Le sanzioni sono dirette in particolare contro la Presidenza delle industrie della Difesa (Savunma Sanayii Başkanlığı, SSB), una istituzione che si occupa dell’approvvigionamento militare, dell’export e dello sviluppo del comparto Difesa, con l’obiettivo indiretto di limitare l’influenza russa e spingere Ankara a fare un passo indietro.

Aderisce in qualche modo alla realtà il commento rilasciato da Ismail Demir, presidente della SSB, a detta del quale l’agenzia da lui diretta “si stava preparando da tempo ad uno scenario simile, da tempo gli Stati Uniti non ci forniscono quello di cui abbiamo bisogno, si tratta dell’ufficializzazione di una situazione già in essere”. Il SSB oggi gestisce circa 700 progetti per un valore di circa 9 miliardi di dollari, molti dei quali contano su sistemi prodotti negli Stati Uniti e coinvolgono licenze di esportazione, su cui è stato disposto il ban nell’ambito di questo impianto sanzionatorio che colpirà anche Ismail Demir ed i suoi asset.

Il riferimento di Demir è chiaramente al rifiuto americano di fornire alla Turchia il quasi equivalente sistema di missili Patriot, dovuto a una divergenza tra Ankara e Washington sulla indisponibilità della prima a fornire una serie di dati sensibili sui missili stessi e al fatto che solo lo scorso anno gli Stati Uniti, in una prima “rappresaglia” per l’acquisto degli S-400, avevano escluso Ankara dal programma degli F-35.

E, sebbene le sanzioni non colpiscano in modo diretto le industrie militari statali e il settore privato, secondo una fonte citata dal Financial Times la loro portata è “calcolata”, volta cioè a non danneggiare oltre una certa soglia le relazioni militari turco-americane. Nell’ottica turca, è proprio la disponibilità di equipaggiamento per le Forze aeree, oltre a quello dei sistemi di monitoraggio terrestre, a preoccupare.

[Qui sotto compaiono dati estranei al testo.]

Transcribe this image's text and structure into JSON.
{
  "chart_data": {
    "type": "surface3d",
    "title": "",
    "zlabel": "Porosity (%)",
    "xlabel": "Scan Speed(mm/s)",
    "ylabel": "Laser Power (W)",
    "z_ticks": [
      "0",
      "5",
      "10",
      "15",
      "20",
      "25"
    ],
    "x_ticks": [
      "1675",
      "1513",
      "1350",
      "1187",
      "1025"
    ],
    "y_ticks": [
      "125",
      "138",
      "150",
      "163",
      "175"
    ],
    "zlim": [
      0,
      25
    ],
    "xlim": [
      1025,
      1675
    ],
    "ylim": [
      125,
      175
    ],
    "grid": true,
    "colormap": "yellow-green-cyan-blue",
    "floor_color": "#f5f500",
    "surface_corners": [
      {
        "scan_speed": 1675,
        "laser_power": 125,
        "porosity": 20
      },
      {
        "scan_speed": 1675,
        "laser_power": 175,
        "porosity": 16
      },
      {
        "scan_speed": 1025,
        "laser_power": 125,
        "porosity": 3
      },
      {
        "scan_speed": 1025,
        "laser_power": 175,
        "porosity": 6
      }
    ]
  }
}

Le sanzioni dovrebbero colpire il 40% circa delle importazioni turche dagli Stati Uniti nel comparto Difesa, con effetti potenzialmente devastanti nel medio termine in settori già vulnerabili.

Per la Turchia è cruciale la manutenzione dei suoi F-16, la possibilità di sviluppare i suoi stealth e il fatto che gran parte dei suoi mezzi militari fanno affidamento su componenti e materiali grezzi o semilavorati di fabbricazione straniera, soprattutto americana (nel 2019, il 45% del budget dell’industria manifatturiera nel comparto Difesa e Aerospaziale è stato speso negli Stati Uniti) ma anche di Paesi che, come nel caso dell’effetto deterrente prodotto dalle sanzioni all’Iran, potrebbero anche rinunciare a concludere affari con Ankara per paura di ritorsioni indirette.

L’industria militare turca, anche per via della appartenenza alla Nato, è in forte espansione ma nei progetti più sofisticati fa ancora affidamento su tecnologie e expertise stranieri che rendono ineludibile un certo grado di concertazione e di coordinamento su alcuni temi strategici, sebbene Erdogan non faccia mistero del desiderio di co-produrre con Mosca gli S-400 (una clausola che entrerebbe in gioco con l’acquisto della seconda partita di batterie), oltre che in generale di rendere l’industria militare turca autosufficiente.

Gli S-400 preoccupano Washington per la loro maggiore efficienza tecnico-operativa (ed il costo molto più contenuto) e non è irragionevole credere che queste sanzioni siano anche un messaggio a Paesi come India e Qatar, coinvolti in trattative per l’acquisto di S-400.

Come sostiene l’analista Metin Gurcan, è possibile che tra i due estremi – la Turchia si sgancerà sempre di più da Washington per avvicinarsi a Mosca, oppure rinuncerà prima o dopo, stritolata dalle sanzioni, agli S-400 e ad altri accordi con Mosca, rientrando “nei ranghi” – si possa prima o poi giungere ad un compromesso che salvi in qualche modo la faccia ad Erdogan e posticipi la questione per l’amministrazione Biden: allentamento delle sanzioni e mantenimento degli S-400 in cambio della promessa di non acquistarne altri e di non attivarli, o di attivarli in situazioni concordate di emergenza per la sicurezza nazionale.